Counting Votes in Halbig and King

July 22nd, 2014

While the D.C. Circuit invalidated the rule by a 2-1 vote, a unanimous 4th Circuit panel upheld the rule, the votes were more complicated.

Judges Edwards (CADC) and Davis (CA4)  found the tax credits unambiguously apply to the federal exchange.
Judges Gregory and Thacker (CA4) found the statute ambiguous, and through Chevron step 2, deferred to the IRS.
Judges Griffith and Randolph (CADC) found that the statute unambiguously blocks the tax credits for the federal exchanges.
In a bit of a flashback, Judge Davis was on the CA4 panel that decided Liberty University v. Geithner. He was the only judge who reached the commerce clause issue and found the ACA’s mandate. constitutional on those grounds. Likewise, Judge Edwards was on the D.C. Circuit panel that unanimously upheld the ACA’s mandate.
This is going to be fun with competing cert petitions an en banc petitions.

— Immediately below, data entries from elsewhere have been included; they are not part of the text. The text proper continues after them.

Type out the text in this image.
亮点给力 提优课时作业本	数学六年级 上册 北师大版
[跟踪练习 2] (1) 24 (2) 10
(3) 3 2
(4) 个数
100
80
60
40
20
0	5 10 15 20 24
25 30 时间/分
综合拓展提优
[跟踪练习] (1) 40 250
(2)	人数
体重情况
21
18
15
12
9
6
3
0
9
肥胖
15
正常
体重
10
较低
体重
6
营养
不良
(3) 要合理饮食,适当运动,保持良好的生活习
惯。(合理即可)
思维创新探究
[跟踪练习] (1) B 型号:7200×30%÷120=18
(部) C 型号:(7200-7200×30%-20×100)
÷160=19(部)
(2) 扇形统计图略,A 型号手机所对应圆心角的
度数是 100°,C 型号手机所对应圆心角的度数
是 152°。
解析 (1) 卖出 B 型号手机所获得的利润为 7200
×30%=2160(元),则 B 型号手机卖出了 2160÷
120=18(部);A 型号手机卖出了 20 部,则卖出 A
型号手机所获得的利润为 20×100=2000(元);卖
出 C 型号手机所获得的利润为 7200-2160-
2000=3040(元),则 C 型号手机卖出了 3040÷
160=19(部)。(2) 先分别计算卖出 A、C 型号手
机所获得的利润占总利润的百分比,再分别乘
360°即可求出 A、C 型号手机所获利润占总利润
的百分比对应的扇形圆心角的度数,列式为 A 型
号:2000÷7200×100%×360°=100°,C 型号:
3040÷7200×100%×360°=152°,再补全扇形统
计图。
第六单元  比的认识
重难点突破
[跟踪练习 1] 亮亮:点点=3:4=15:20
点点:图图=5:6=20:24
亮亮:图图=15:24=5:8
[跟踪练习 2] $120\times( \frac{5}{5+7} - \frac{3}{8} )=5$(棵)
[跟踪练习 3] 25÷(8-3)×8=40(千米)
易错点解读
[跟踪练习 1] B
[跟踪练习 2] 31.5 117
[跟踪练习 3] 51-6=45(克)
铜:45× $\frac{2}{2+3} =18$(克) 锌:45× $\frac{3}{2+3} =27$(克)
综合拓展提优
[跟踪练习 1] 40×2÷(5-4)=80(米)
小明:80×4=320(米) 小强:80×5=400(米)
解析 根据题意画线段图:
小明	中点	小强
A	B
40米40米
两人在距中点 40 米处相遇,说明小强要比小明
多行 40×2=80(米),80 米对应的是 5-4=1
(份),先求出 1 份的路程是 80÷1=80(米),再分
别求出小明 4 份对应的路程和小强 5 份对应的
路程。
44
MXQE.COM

Even if the SG files a petition for rehearing en banc, and opposes the 4th Circuit cert petition, I suspect there are 4 votes on the Court (the NFIB dissenters) who would want to grant cert, before this issue fully percolates.

Update: On a closer read, even Judge Edwards thought the statute was ambiguous, so he should be lumped in with Judges Gregory and Thacker. So 5 out of 6 judges agreed the statute is ambiguous, and does not clearly provide for the tax credits. Three judges had to rely on the uber-deferential Chevron Step 2 to resolve the issue.